Three top officials at the Norwegian Polar Institute scheduled to attend the two-week climate summit in France starting Nov. 30 have no plans to cancel or alter their plans after last week’s terrorist attacks, according to Director Jan-Gunnar Winther.
Accompanying Winther are Communications Director Stig Mathisen and Harald Steen, head of the institute’s Center for Ice, Climate and Ecosystems. Winther, while declining to speculate if the trip there and back might take longer due to heightened security measures, said they won’t be taking any special precautions while in Paris.
“I can only speak on behalf of what we are involved in and that has not changed at all,” he said.
Winther declined to specify what presentations and discussions the trio might be featured in during the summit.
“We will attend a few events,” he said. “I can’t go into details because they have not been publicly announced yet.”

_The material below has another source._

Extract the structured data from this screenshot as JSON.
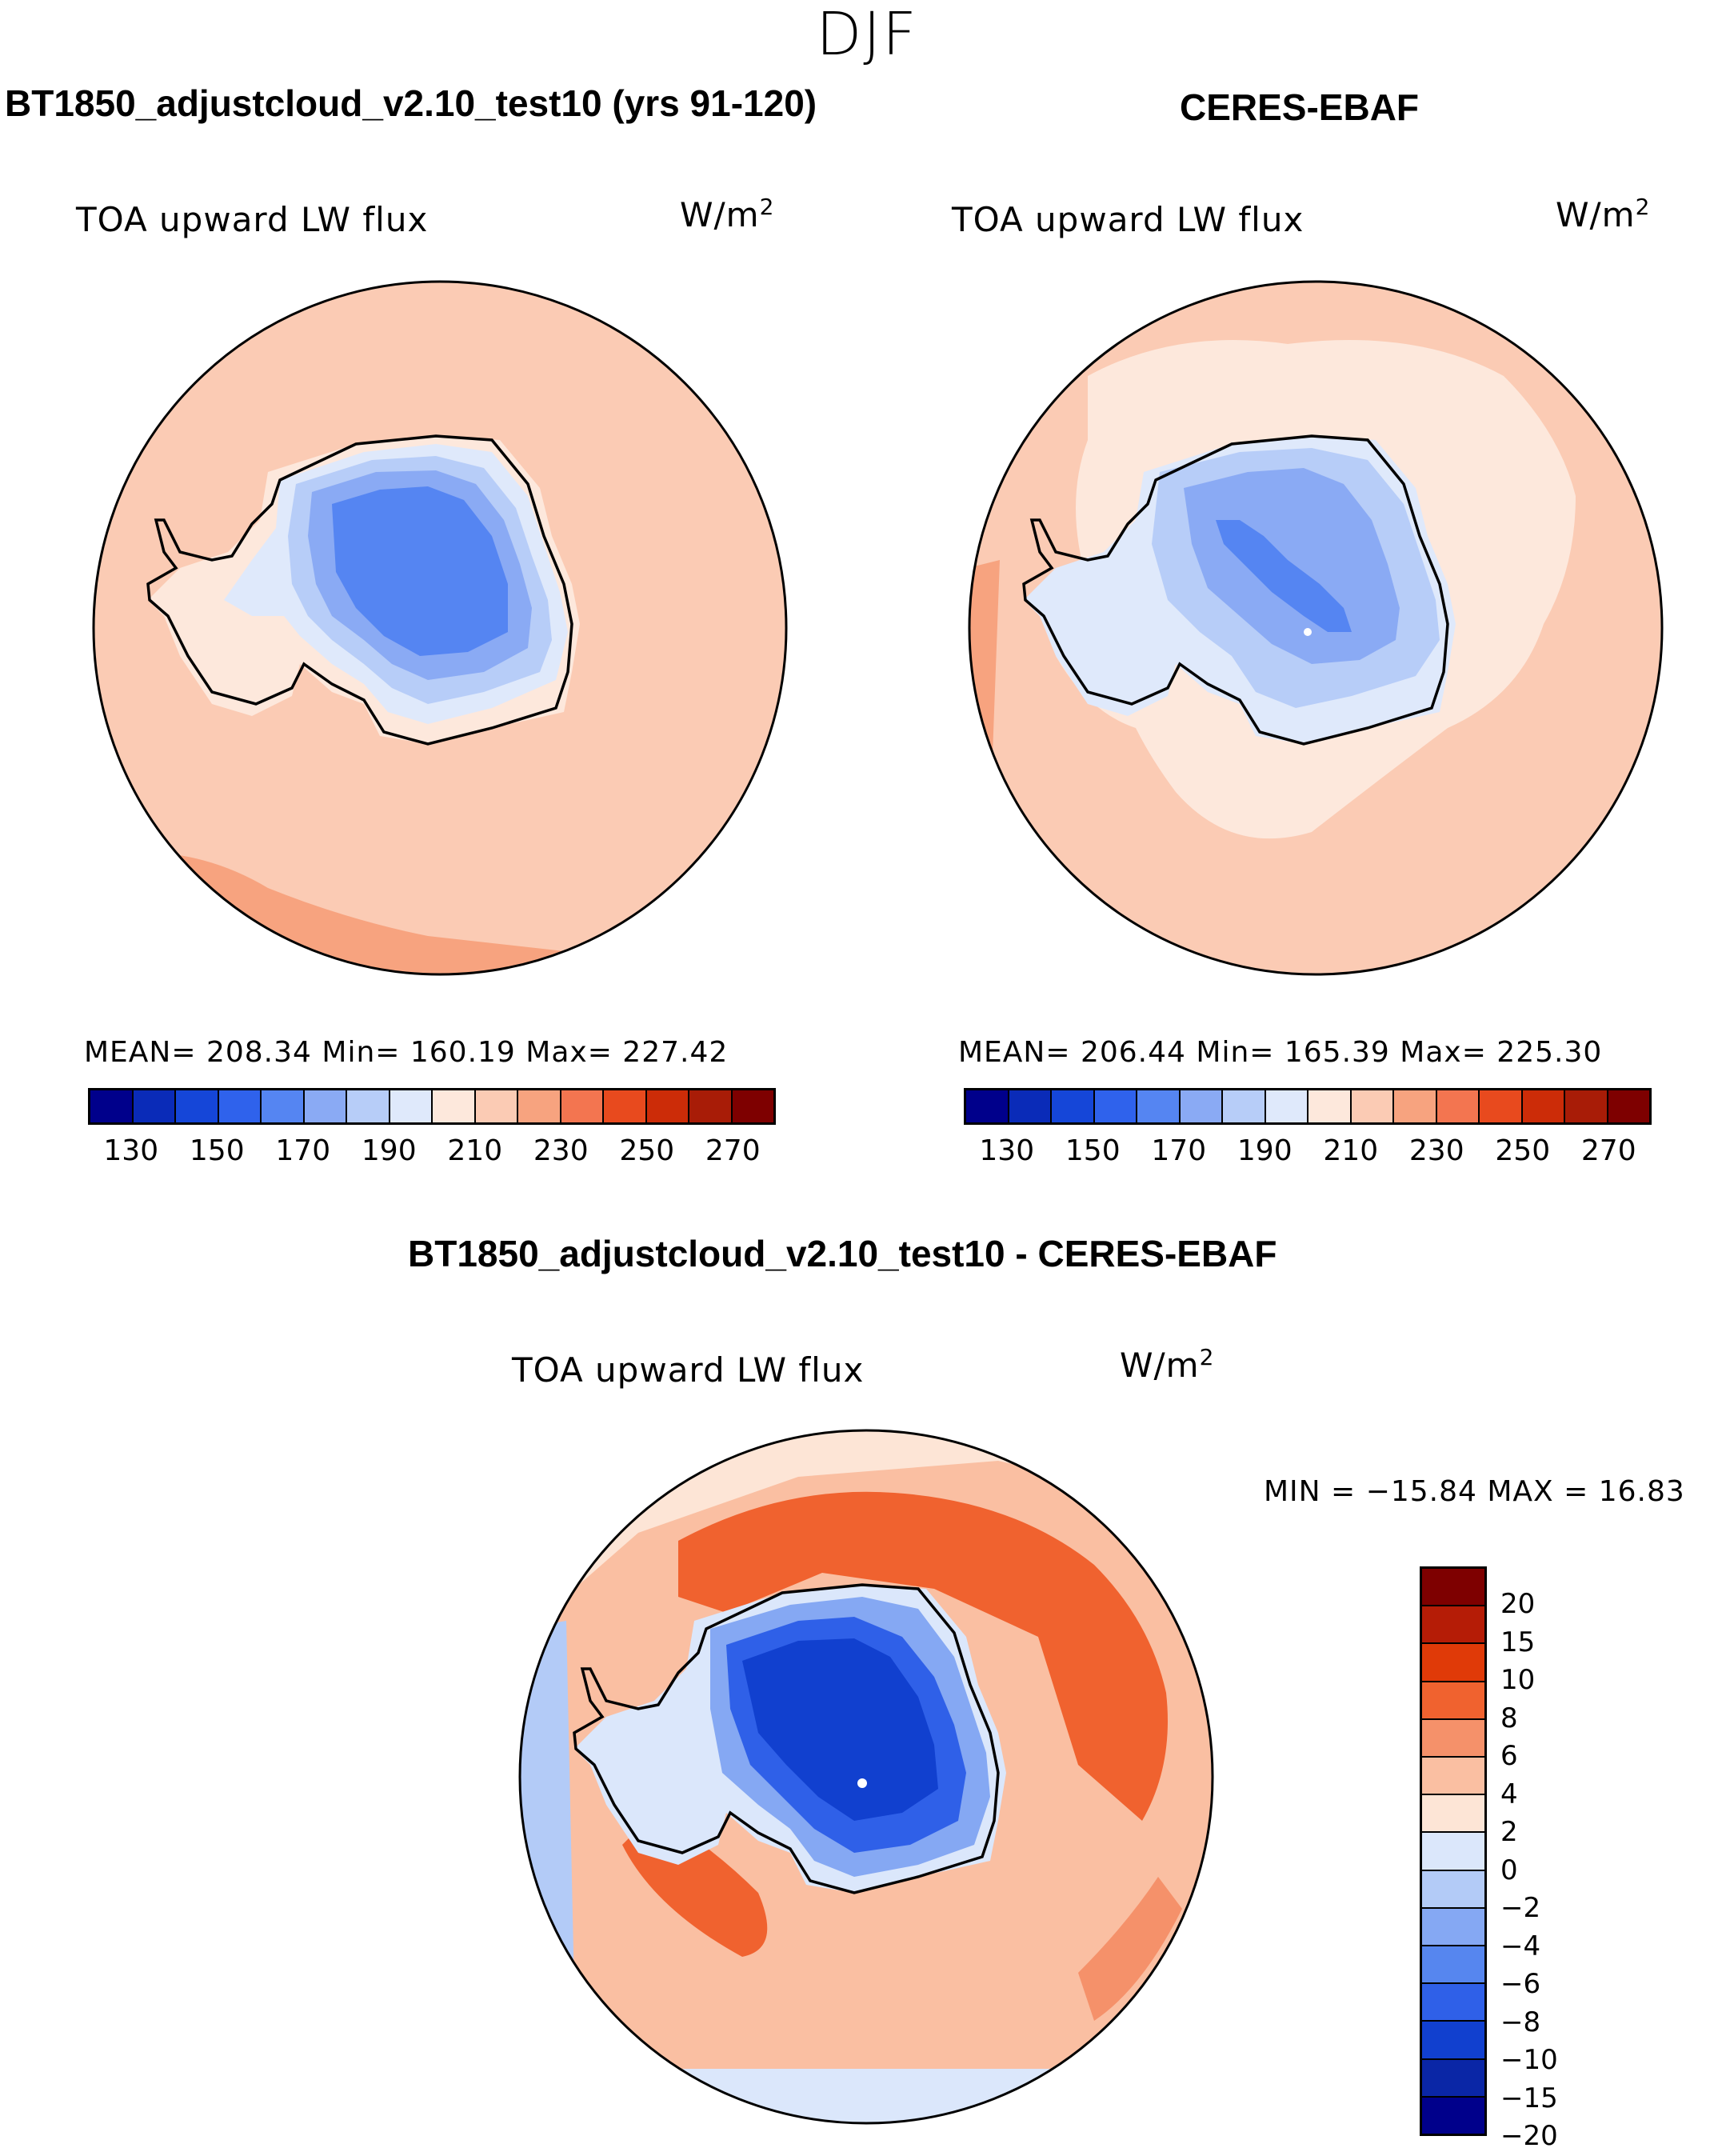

Steen was the leader of this year’s six-month Norwegian Youth Sea Ice Cruise (NICE-2015), one of the institute’s most ambitious projects ever. Numerous global leaders, including UN General-Secretary Ban Ki-moon, have visited the archipelago during the past year to observe the effects of climate change before the summit.
Kim Holmén, a Longyearbyen resident and international director for the institute, stated in an e-mail interview the NICE expedition will be the central element of a side event at the summit. While he has often served as a host for many of the visits to Svalbard by international dignitaries, he is not attending the summit due to other commitments while it is taking place.
The summit is proceeding as scheduled, but the French government is banning protests, marches and other “outdoor activities,” raising furious objections from environmentalists who are vowing “new and imaginative” ways of being heard. While some analysts and commenters have stated that may put a serious crimp in the spirit and likelihood of reaching meaningful agreements at the summit, others argue the goals of the protests are unrealistic and familiar to summit participants, who are already entering with what might be called mixed expectations this summit will prove more meaningful than past gatherings subsequently criticized as ineffectual.
The attack has provoked debate about what, if any, links climate change has to terrorism. Winther said he doesn’t see a direct connection.
“Indirectly there are a lot of things that have an impact on society including climate change,” he said. “Specifically, we know some parts of the world are experiencing heat waves that affects agriculture and if we follow those changes it can lead to social instability. Some regions of the world will experience more drought in the future.”